Wednesday, March 25, 2015

I Have Issues




"For God has not given us a spirit of fear, but one of power, love, and a sound mind." 
2 Timothy 1:7

Have you ever felt you were healed of an issue only to discover you still had more healing to do? This is the reality that has been staring me in the face lately. I was naive enough to believe I had dealt with the trust issues I had....and then I had to actually trust someone. It's easy to think we have dealt with our issues if we never are in situations that cause us to face our issues. I'm finding marriage causes me to face not just this issue, but all of my issues. Whether it's trust, abandonment, doubt, or any of my other issues, I'm beginning to understand all of them go back to one root. The root of them all is fear. And fear is never from God. 

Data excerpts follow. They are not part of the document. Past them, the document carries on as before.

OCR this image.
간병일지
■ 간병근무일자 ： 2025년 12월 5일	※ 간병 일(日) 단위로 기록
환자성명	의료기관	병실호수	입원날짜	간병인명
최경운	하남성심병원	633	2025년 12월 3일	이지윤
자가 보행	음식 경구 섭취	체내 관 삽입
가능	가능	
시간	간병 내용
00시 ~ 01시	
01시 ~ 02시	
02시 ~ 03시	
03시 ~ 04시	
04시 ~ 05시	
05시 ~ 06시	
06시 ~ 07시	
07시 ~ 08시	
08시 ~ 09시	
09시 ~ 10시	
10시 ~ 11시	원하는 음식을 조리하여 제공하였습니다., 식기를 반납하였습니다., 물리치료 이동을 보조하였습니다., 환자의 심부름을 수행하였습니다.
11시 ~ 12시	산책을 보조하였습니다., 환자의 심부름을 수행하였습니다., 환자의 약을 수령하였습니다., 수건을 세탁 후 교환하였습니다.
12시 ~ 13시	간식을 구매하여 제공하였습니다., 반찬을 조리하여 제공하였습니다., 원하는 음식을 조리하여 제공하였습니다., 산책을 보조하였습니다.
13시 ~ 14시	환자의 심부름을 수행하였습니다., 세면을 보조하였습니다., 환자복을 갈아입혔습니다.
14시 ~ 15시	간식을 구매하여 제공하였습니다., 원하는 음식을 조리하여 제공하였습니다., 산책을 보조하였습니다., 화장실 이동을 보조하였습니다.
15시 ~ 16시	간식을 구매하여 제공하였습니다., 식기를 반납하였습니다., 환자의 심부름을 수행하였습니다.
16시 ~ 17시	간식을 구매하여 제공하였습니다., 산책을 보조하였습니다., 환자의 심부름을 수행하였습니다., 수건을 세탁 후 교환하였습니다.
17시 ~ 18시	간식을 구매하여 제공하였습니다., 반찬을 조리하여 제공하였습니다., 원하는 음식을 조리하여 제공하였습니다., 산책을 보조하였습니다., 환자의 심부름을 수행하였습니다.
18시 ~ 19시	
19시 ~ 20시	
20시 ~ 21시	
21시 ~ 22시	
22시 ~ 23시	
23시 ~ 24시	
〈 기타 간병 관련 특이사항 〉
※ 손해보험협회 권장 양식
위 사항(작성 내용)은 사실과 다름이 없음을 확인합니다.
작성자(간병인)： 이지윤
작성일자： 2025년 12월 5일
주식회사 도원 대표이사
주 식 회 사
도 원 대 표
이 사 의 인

"There is no fear in love; instead, perfect love drives out fear, because fear involves punishment. So the one who fears has not reached perfection in love. We love because He first loved us." 
1 John 4:18

I'm reminded daily that to love perfectly is to trust. I love God. And I trust Him. There are many times I don't understand why He does what He does, but I trust His ways are greater and wiser than mine. Having been single and on my own for most of my life, it's a process to transfer this kind of trust to another human. Because most of the people I chose to trust in the past let me down greatly. And that statement is something God just revealed to me as I typed. They were the people I CHOSE to trust. My choosing in the past was all made on my own. I didn't seek God's help in making decisions. Things are drastically different now! 

I married my husband shortly after we met. I realized this past week we have been married for longer than we dated. Very little about our relationship has gone according to my plan. I was always afraid to let down my wall enough to allow anyone inside. Yet, when I met my husband, I knew it was time to choose to give him a chance. God gave me complete peace about moving forward with the decisions we made. And I have to ask him to remind me of this peace when my issues arise and cause me to feel anxious. 

An issue arose yesterday that caused me to overreact to something. Later in the day my husband said how thankful he was for me and how much he appreciated me. I made a comment about what happened earlier in the day. His response floored me. He said, "I know this is one of your issues. And I don't know how to fix it. I can't take away the hurt others caused you. But what I can do is love you even with these issues. Until death do we part. Because that is what I promised." He has no idea the impact his seemingly simple words had on me. 

Perfect, Christ-like love, casts out fear. I saw my husband look like Christ yesterday. Because God loved us, we can learn how to love. Because I trust God, I can trust His plan in choosing my husband. So as I'm learning to trust a human, I fall back on my trust of God. I know His plan for me is good and not to harm me. 

Is there an area in which you are experiencing fear? Are you having to confront your issues? I pray you call on the name of your Father when stress and anxiety begin to arise in your life. Don't let the enemy steal any more time from you because of fear.